Los candidatos de izquierda trataron de arrinconar a Juanma Moreno, pero cometió pocos errores y salió reforzado del debate de TVE
El primer gran debate televisado de las elecciones andaluzas celebrado este lunes en RTVE dejó una conclusión que empieza a extenderse incluso dentro de sectores de la izquierda: si María Jesús Montero tenía alguna opción real de disputarle la Junta a Juanma Moreno, el cara a cara a cinco no logró reforzar esa percepción. Al contrario, la candidata socialista salió del plató dejando la sensación de una campaña defensiva, sin impulso y sin capacidad de alterar el actual equilibrio político en Andalucía.
El debate estuvo marcado por los ataques conjuntos de toda la izquierda contra el presidente andaluz, especialmente en materia sanitaria y por la polémica de los cribados de cáncer de mama. Sin embargo, pese a la presión, Moreno evitó grandes errores y mantuvo un tono presidencial que le permitió resistir los embates sin transmitir sensación de desgaste. Los presentes fueron, además del bipartidismo, Antonio Maíllo de Por Andalucía, José Ignacio García de Adelante Andalucía y Manuel Gavira, de Vox.
María Jesús Montero trató de centrar buena parte de sus intervenciones en denunciar el deterioro de los servicios públicos y en confrontar directamente con la gestión del PP andaluz. Sin embargo, el debate volvió a evidenciar uno de los grandes problemas que arrastra su candidatura: la dificultad para construir una alternativa ilusionante más allá del rechazo a Moreno. Su discurso apareció excesivamente ligado al Gobierno central y sin una propuesta claramente diferenciada para Andalucía.

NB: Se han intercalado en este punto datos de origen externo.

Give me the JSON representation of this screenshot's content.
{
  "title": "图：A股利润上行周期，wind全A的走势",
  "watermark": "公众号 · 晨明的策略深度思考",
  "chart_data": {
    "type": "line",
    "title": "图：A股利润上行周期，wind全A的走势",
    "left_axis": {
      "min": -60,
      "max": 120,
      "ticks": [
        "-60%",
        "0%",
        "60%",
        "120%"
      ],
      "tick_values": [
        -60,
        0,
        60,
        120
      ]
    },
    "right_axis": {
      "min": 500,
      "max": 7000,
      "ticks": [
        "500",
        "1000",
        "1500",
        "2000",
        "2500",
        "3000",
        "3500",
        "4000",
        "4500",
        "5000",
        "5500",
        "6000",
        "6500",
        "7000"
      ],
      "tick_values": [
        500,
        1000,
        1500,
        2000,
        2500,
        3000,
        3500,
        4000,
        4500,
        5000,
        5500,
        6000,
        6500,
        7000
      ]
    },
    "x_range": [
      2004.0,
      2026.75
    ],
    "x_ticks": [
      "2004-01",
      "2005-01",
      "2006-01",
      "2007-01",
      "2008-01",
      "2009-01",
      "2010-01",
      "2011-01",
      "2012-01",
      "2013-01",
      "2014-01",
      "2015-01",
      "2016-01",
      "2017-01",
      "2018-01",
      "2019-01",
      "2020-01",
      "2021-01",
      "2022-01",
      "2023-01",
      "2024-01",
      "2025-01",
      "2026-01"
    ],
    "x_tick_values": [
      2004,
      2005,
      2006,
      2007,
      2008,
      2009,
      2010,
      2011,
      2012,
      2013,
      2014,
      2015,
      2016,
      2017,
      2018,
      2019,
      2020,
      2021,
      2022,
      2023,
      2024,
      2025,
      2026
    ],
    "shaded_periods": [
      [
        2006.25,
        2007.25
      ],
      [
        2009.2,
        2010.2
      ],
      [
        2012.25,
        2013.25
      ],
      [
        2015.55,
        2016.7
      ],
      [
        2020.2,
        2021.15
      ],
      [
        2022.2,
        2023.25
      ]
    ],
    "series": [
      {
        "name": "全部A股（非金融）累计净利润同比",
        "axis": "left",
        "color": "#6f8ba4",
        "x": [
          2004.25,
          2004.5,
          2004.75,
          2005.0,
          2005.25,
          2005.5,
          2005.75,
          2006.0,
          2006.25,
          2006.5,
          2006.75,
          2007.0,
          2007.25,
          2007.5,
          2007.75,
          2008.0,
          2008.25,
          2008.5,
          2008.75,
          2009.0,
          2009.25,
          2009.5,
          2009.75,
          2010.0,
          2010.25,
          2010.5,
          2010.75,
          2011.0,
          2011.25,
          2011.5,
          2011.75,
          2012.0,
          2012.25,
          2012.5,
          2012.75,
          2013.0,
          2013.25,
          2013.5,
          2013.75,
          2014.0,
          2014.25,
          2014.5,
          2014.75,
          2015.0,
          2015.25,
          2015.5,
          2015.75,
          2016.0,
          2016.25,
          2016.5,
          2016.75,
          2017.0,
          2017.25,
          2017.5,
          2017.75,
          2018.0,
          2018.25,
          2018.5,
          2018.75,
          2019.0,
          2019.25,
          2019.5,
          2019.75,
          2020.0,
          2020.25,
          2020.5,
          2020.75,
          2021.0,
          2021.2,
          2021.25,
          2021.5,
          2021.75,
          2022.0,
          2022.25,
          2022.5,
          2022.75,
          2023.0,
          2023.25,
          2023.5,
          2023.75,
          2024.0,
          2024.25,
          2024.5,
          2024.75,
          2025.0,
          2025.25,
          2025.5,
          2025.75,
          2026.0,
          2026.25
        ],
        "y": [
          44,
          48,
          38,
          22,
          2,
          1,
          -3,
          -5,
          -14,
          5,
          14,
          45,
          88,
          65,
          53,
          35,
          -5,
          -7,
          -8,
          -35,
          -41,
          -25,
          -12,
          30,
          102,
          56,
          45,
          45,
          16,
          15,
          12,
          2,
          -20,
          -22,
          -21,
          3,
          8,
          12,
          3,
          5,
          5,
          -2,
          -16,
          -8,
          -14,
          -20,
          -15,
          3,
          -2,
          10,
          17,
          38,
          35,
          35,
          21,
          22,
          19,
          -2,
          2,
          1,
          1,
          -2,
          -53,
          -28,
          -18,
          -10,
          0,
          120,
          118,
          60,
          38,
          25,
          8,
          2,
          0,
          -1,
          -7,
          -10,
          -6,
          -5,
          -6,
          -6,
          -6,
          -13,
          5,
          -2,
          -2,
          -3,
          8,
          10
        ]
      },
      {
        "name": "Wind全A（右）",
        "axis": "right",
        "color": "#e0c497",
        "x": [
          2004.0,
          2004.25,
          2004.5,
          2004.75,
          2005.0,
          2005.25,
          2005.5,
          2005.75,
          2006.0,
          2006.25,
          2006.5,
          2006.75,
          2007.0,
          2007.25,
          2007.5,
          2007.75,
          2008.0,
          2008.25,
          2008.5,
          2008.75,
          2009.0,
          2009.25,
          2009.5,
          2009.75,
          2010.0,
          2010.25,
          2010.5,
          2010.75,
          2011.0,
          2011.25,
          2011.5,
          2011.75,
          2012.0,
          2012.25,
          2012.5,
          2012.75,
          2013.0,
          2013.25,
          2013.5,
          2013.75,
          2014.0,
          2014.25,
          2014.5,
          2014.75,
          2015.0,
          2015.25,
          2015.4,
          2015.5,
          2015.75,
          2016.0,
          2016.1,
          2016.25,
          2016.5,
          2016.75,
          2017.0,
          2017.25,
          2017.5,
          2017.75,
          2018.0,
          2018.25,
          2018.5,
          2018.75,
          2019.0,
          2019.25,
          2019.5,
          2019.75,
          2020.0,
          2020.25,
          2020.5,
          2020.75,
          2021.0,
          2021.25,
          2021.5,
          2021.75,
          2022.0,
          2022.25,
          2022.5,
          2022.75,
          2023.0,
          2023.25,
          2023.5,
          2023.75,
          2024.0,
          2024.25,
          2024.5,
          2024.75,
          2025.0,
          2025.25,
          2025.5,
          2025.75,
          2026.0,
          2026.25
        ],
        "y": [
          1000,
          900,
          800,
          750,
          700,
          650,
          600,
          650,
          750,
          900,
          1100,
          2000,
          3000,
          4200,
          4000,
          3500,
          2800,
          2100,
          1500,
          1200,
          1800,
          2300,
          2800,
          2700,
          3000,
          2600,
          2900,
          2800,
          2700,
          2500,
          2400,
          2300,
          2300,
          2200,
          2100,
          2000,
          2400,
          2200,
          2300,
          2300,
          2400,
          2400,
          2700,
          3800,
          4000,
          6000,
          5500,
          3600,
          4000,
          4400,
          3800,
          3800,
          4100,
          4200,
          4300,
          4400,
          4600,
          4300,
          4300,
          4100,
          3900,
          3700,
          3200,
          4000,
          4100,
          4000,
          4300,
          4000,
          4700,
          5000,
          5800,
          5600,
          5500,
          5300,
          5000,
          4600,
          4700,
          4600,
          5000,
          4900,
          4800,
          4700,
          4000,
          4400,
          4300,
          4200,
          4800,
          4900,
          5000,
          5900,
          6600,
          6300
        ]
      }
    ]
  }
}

La candidata socialista tampoco consiguió monopolizar el espacio de oposición. Antonio Maíllo y José Ignacio García endurecieron el tono desde la izquierda, mientras Vox aprovechó el debate para cargar tanto contra el PSOE como contra el PP, especialmente en sanidad e inmigración. Esa fragmentación dejó a Montero atrapada en una posición incómoda: incapaz de liderar claramente el bloque alternativo y sin lograr desgastar de forma decisiva al actual presidente andaluz.

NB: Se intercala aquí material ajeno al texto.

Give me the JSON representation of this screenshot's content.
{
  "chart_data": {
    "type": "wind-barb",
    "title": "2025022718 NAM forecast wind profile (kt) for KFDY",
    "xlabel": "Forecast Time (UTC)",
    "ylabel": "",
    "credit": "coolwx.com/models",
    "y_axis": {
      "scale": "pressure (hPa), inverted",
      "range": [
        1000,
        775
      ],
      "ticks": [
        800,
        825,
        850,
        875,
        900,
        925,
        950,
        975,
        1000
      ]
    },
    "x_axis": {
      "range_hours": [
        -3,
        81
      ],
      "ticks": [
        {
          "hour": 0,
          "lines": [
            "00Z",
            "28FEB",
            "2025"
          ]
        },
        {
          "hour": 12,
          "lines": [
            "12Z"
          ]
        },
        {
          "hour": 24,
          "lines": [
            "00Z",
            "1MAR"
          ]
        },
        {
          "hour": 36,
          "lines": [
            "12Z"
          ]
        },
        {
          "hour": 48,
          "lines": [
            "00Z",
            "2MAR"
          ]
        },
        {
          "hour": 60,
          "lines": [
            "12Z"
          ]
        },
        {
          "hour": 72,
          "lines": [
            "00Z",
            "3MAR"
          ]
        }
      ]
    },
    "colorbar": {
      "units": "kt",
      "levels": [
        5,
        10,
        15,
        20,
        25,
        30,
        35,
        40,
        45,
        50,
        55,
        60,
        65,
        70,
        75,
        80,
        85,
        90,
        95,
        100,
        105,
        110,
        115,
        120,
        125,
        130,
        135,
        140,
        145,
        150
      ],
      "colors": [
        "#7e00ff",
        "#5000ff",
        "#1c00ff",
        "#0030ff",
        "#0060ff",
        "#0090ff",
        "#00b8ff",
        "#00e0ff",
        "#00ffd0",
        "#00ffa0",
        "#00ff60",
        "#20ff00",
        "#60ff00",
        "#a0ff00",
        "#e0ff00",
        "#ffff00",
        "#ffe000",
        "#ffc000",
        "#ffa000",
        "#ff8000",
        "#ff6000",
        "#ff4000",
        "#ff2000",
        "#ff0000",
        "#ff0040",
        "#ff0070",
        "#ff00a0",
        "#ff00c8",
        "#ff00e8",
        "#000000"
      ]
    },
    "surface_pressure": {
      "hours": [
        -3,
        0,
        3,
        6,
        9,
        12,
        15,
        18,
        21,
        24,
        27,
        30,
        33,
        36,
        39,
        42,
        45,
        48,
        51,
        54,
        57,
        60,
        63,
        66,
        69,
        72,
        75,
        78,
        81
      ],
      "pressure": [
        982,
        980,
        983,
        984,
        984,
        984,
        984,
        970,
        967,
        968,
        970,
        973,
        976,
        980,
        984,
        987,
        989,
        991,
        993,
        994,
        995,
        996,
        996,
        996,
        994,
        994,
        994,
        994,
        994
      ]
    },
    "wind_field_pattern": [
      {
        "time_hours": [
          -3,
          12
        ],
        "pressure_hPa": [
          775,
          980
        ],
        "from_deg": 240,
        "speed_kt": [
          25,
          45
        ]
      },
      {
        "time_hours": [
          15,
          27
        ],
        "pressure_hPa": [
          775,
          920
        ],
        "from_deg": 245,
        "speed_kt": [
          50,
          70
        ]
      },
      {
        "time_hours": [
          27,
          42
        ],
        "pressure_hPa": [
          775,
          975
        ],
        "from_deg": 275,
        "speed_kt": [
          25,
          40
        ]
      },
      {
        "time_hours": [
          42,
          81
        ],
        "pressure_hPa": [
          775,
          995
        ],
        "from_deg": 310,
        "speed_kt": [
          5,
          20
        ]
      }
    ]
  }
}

Uno de los elementos más comentados tras el debate fue precisamente la falta de impacto político de Montero en un escenario donde necesitaba una actuación claramente dominante para cambiar la dinámica de la campaña. La dirigente socialista llegaba a estas elecciones con el objetivo de resucitar al PSOE andaluz tras sus peores resultados históricos, pero el cara a cara televisivo reforzó la impresión de que Moreno sigue controlando el ritmo político de la campaña.
Moreno lo tiene fácil
Además, el formato tampoco ayudó a la candidata socialista. El ataque coral de la izquierda permitió al PP presentarse como el eje de estabilidad frente a una oposición dispersa y sin liderazgo claro. Moreno evitó entrar en confrontaciones innecesarias con Vox y concentró buena parte de sus respuestas en Montero, consciente de que el verdadero objetivo del PP es impedir cualquier reconstrucción electoral fuerte del PSOE andaluz.

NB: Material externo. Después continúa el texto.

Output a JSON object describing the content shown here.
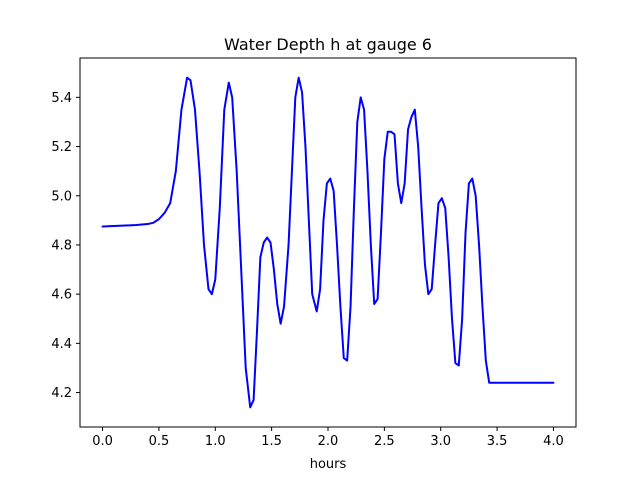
{
  "chart_data": {
    "type": "line",
    "title": "Water Depth h at gauge 6",
    "xlabel": "hours",
    "ylabel": "",
    "xlim": [
      -0.2,
      4.2
    ],
    "ylim": [
      4.06,
      5.56
    ],
    "xticks": [
      0.0,
      0.5,
      1.0,
      1.5,
      2.0,
      2.5,
      3.0,
      3.5,
      4.0
    ],
    "yticks": [
      4.2,
      4.4,
      4.6,
      4.8,
      5.0,
      5.2,
      5.4
    ],
    "xtick_labels": [
      "0.0",
      "0.5",
      "1.0",
      "1.5",
      "2.0",
      "2.5",
      "3.0",
      "3.5",
      "4.0"
    ],
    "ytick_labels": [
      "4.2",
      "4.4",
      "4.6",
      "4.8",
      "5.0",
      "5.2",
      "5.4"
    ],
    "grid": false,
    "series": [
      {
        "color": "#0000ff",
        "x": [
          0.0,
          0.1,
          0.2,
          0.3,
          0.4,
          0.45,
          0.5,
          0.55,
          0.6,
          0.65,
          0.7,
          0.75,
          0.78,
          0.82,
          0.86,
          0.9,
          0.94,
          0.97,
          1.0,
          1.04,
          1.08,
          1.12,
          1.15,
          1.19,
          1.23,
          1.27,
          1.31,
          1.34,
          1.37,
          1.4,
          1.43,
          1.46,
          1.49,
          1.52,
          1.55,
          1.58,
          1.61,
          1.65,
          1.68,
          1.71,
          1.74,
          1.77,
          1.8,
          1.83,
          1.86,
          1.9,
          1.93,
          1.96,
          1.99,
          2.02,
          2.05,
          2.08,
          2.11,
          2.14,
          2.17,
          2.2,
          2.23,
          2.26,
          2.29,
          2.32,
          2.35,
          2.38,
          2.41,
          2.44,
          2.47,
          2.5,
          2.53,
          2.56,
          2.59,
          2.62,
          2.65,
          2.68,
          2.71,
          2.74,
          2.77,
          2.8,
          2.83,
          2.86,
          2.89,
          2.92,
          2.95,
          2.98,
          3.01,
          3.04,
          3.07,
          3.1,
          3.13,
          3.16,
          3.19,
          3.22,
          3.25,
          3.28,
          3.31,
          3.34,
          3.37,
          3.4,
          3.43,
          3.46,
          3.49,
          3.52,
          3.55,
          3.58,
          3.61,
          3.64,
          3.67,
          3.7,
          3.73,
          3.76,
          3.79,
          3.82,
          3.85,
          3.88,
          3.91,
          3.94,
          3.97,
          4.0
        ],
        "values": [
          4.875,
          4.877,
          4.879,
          4.881,
          4.885,
          4.89,
          4.905,
          4.93,
          4.97,
          5.1,
          5.35,
          5.48,
          5.47,
          5.35,
          5.1,
          4.8,
          4.62,
          4.6,
          4.66,
          4.95,
          5.35,
          5.46,
          5.4,
          5.1,
          4.7,
          4.3,
          4.14,
          4.17,
          4.45,
          4.75,
          4.81,
          4.83,
          4.81,
          4.7,
          4.56,
          4.48,
          4.55,
          4.8,
          5.1,
          5.4,
          5.48,
          5.42,
          5.2,
          4.9,
          4.6,
          4.53,
          4.62,
          4.9,
          5.05,
          5.07,
          5.02,
          4.8,
          4.55,
          4.34,
          4.33,
          4.55,
          4.95,
          5.3,
          5.4,
          5.35,
          5.1,
          4.8,
          4.56,
          4.58,
          4.85,
          5.15,
          5.26,
          5.26,
          5.25,
          5.05,
          4.97,
          5.05,
          5.27,
          5.32,
          5.35,
          5.2,
          4.95,
          4.72,
          4.6,
          4.62,
          4.8,
          4.97,
          4.99,
          4.95,
          4.75,
          4.5,
          4.32,
          4.31,
          4.5,
          4.85,
          5.05,
          5.07,
          5.0,
          4.8,
          4.55,
          4.33,
          4.24,
          4.24,
          4.24,
          4.24,
          4.24,
          4.24,
          4.24,
          4.24,
          4.24,
          4.24,
          4.24,
          4.24,
          4.24,
          4.24,
          4.24,
          4.24,
          4.24,
          4.24,
          4.24,
          4.24
        ]
      }
    ]
  }
}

A menos de dos semanas para las elecciones, el debate de RTVE deja una sensación complicada para el PSOE andaluz: la campaña no termina de arrancar y María Jesús Montero sigue sin encontrar el golpe de efecto que permita alterar unas encuestas que continúan situando a Juanma Moreno como claro favorito para seguir al frente de la Junta de Andalucía.